Ce sera terrifiant au début. Cependant, vous constaterez que les gens sont généralement plus réceptifs que ce que vous pensez lorsque vous demandez de l’aide et le processus sera plus facile avec le temps. Il est également bon de se rappeler que vous n’avez pas à vivre cette épreuve terrifiante seule. Le programme d’aide aux juristes de votre région peut vous fournir du soutien professionnel et confidentiel afin de vous aider à reprendre votre vie en main. De nombreux programmes d’aide aux juristes proposent aussi du soutien par les pairs et vous mettent en contact avec des juristes de votre région aptes à vous aider à surmonter cette situation. Vous constaterez probablement que la préoccupation que vous soulevez est presque universelle au sein de la profession et que vous avez donc de bonnes chances de trouver une oreille attentive. Vous pouvez également trouver de bons référents et mentors en vous joignant à une section de votre division locale de l’ABC, qui vous mettra en relation avec des pairs de votre domaine de pratique ou de votre cohorte de travail. Envisagez de vous joindre à la section des jeunes juristes ou à une section de droit de votre région.

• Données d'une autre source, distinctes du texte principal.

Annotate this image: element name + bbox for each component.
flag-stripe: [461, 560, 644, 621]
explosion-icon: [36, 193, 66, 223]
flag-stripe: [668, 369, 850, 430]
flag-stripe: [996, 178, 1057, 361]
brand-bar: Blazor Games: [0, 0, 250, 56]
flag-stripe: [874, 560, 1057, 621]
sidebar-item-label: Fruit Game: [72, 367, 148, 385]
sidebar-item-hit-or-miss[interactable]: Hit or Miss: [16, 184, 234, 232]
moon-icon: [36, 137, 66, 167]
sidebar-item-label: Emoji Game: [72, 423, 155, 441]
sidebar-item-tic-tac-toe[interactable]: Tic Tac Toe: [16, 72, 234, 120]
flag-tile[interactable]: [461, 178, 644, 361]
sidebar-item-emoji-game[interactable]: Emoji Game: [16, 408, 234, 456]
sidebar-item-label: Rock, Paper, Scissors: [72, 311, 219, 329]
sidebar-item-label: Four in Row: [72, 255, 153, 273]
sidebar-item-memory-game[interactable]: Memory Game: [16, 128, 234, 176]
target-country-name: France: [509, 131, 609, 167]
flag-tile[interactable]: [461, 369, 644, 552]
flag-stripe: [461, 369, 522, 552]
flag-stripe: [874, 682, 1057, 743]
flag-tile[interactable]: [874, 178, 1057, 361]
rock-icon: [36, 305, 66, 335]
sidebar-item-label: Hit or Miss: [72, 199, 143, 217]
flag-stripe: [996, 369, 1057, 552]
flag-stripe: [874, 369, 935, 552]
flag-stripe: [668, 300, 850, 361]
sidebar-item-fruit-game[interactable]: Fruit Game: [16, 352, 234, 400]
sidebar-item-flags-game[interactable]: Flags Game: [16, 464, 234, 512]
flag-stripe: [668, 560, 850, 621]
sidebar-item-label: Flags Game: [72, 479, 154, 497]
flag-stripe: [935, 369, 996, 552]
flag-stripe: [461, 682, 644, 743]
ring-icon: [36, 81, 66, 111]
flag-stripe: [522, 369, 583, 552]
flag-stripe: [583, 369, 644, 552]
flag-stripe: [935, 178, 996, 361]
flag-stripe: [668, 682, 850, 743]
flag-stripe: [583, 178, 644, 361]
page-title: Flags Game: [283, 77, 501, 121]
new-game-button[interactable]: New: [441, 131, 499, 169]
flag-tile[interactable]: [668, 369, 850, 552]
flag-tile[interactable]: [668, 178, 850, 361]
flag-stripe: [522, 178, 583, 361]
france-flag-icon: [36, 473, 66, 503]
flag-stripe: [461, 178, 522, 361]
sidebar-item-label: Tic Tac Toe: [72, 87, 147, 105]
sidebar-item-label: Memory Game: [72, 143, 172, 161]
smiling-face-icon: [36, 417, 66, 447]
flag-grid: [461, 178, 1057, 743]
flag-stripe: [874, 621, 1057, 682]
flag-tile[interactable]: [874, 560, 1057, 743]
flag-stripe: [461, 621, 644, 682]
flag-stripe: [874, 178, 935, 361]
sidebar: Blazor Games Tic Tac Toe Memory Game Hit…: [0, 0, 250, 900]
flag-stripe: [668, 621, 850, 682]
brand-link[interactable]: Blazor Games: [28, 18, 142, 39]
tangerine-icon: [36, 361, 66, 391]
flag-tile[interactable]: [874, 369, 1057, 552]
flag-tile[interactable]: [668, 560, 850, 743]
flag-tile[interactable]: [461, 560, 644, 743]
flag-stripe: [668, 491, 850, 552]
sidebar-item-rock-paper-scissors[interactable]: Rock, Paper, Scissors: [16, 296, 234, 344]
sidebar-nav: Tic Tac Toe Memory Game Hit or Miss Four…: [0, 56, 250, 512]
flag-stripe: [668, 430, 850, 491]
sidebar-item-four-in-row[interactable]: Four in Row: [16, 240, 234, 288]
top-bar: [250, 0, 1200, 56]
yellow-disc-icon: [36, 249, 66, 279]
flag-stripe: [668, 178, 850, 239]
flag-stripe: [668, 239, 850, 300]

Lorsque vous tissez des liens avec d’autres personnes de votre cabinet, ou même de l’extérieur, ne vous contentez pas de leur parler de vos préoccupations au sujet du temps que vous devez mettre à la disposition de votre cabinet. Écoutez leurs préoccupations et leurs idées. Comme je l’ai mentionné plus haut, le besoin de votre cabinet d’obtenir un retour sur investissement adéquat et votre besoin d’avoir une vie heureuse en bonne santé ne doivent pas forcément être en conflit. D’autres personnes de votre entourage peuvent avoir de bonnes idées et pratiques qui vous aideront à concilier ces deux besoins afin qu’aucun conflit surgisse, ou du moins pour réduire la fréquence à laquelle ont lieu ces types de conflit. Vous serez peut-être surprise par les idées géniales et le soutien émotionnel que vous trouverez chez vos collègues lorsque vous les approcherez. Vous pouvez même être la personne qui les amène à réfléchir et à parler de la manière dont ils trouvent l’équilibre entre leur travail et leur vie privée.

L’avantage des conseils de vos collègues est qu’ils sont adaptés à la culture de votre cabinet. C’est quelque chose que votre humble chroniqueuse de conseil ne pourra jamais remplacer.